BNY Mellon participates in the Canton Network alongside Goldman Sachs, providing the underlying custody support for all transactions within the network. For example, when a Goldman client issues a tokenized bond via GS DAP and other Canton institutions participate in the subscription, BNY Mellon can provide custody services for the holdings. Regardless of which institution initiates a transaction, BNY Mellon can consistently earn stable custody fees.
BNY Mellon's weakness lies in its focus on underlying infrastructure support; it does not actively launch front-end products. It has not rolled out large-scale front-end businesses like tokenized bond issuances or tokenized money funds as Goldman has.
Its core competency resides in its custody and asset servicing foundation, a layer of service indispensable for all compliant institutional accounts holding tokenized products.
Conclusion
A horizontal comparison of the four banks yields the following results:
- Transaction Volume: JPMorgan Chase's Kinexys leads significantly, with verified total clearing volume exceeding $1 trillion. Goldman Sachs, HSBC, and BNY Mellon have not publicly disclosed complete transaction data on a similar scale.
- Product Breadth: Goldman Sachs leads by a wide margin, having executed sovereign tokenized bonds, tokenized money funds, and co-built the Canton Network. JPMorgan has fewer products but extreme depth in specific scenarios. HSBC uniquely offers a gold token, bridging the retail market. BNY Mellon focuses solely on underlying custody and does not issue front-end products.
- Regulatory Compliance: All four have proactively built compliance frameworks ahead of finalized global regulatory details. JPMorgan and Goldman Sachs have the deepest engagement with regulators across various jurisdictions. HSBC, rooted in Hong Kong, holds a geographical advantage in Asian digital asset regulation.
- Infrastructure Model: JPMorgan built a closed, private network. Goldman Sachs follows a dual-track approach: its own platform plus a shared network. HSBC and BNY Mellon primarily join shared networks and have not extensively built their own exclusive underlying networks. The shared network model reduces infrastructure investment costs but sacrifices the exclusive differentiation that a private network can offer.
The most crucial finding from this comparison is that the institutional tokenization market will not converge into a single infrastructure model. Instead, multiple development paths will coexist, each catering to different institutional client needs.
This parallel development harbors the risk of market fragmentation. If various institutional blockchain infrastructures operate as isolated islands with insufficient cross-network interoperability, rather than forming a unified, interconnected clearing system, the efficiency gains from blockchain technology will be confined within single-bank client ecosystems and fail to benefit the entire market.
The future level of industry fragmentation risk depends on two key variables: the progress in implementing interoperability standards between Canton and other institutional networks, and the speed at which unified regulatory frameworks for tokenized securities are perfected across countries.
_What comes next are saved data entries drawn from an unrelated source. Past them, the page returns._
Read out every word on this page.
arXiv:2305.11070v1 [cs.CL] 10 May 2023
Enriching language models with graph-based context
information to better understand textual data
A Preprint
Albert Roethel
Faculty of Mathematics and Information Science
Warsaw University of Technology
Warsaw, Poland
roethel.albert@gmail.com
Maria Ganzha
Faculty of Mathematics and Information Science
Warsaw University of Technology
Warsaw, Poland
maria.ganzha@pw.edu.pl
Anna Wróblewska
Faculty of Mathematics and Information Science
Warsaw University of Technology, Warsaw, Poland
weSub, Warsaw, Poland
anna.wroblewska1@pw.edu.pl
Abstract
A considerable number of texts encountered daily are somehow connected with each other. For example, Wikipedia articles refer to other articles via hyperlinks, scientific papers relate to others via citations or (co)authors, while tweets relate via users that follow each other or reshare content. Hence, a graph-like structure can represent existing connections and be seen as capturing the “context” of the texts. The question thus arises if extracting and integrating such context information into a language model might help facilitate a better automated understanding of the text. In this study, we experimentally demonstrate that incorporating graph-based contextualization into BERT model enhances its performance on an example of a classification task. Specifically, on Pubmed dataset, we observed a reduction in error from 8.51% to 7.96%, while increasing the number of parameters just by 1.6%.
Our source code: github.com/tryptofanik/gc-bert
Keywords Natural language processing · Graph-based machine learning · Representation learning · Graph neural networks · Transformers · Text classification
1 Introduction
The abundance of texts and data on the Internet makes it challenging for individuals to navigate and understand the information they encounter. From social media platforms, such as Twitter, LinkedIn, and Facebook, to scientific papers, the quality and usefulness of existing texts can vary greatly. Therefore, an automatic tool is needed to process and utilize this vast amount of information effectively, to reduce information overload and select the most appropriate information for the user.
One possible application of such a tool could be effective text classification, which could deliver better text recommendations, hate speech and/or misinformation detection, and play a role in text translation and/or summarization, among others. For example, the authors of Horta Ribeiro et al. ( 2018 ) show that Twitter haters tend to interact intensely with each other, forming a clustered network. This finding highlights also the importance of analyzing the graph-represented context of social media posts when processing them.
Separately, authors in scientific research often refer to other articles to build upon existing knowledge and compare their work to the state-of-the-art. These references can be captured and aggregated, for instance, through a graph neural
My fundamental view is that over the next 5 to 10 years, major institutional networks will gradually enhance interoperability. There is a commercial incentive for institutions to interconnect liquidity pools, but the path toward comprehensive interoperability will be long and uncertain.
Each of the four institutions has forged a distinct strategic path: JPMorgan Chase holds the lead in transaction volume, Goldman Sachs boasts the most comprehensive product matrix, HSBC leverages its unique global positioning, and BNY Mellon dominates the underlying custody track. In the institutional tokenization race of the next decade, who will build the most enduring competitive moat? We shall wait and see.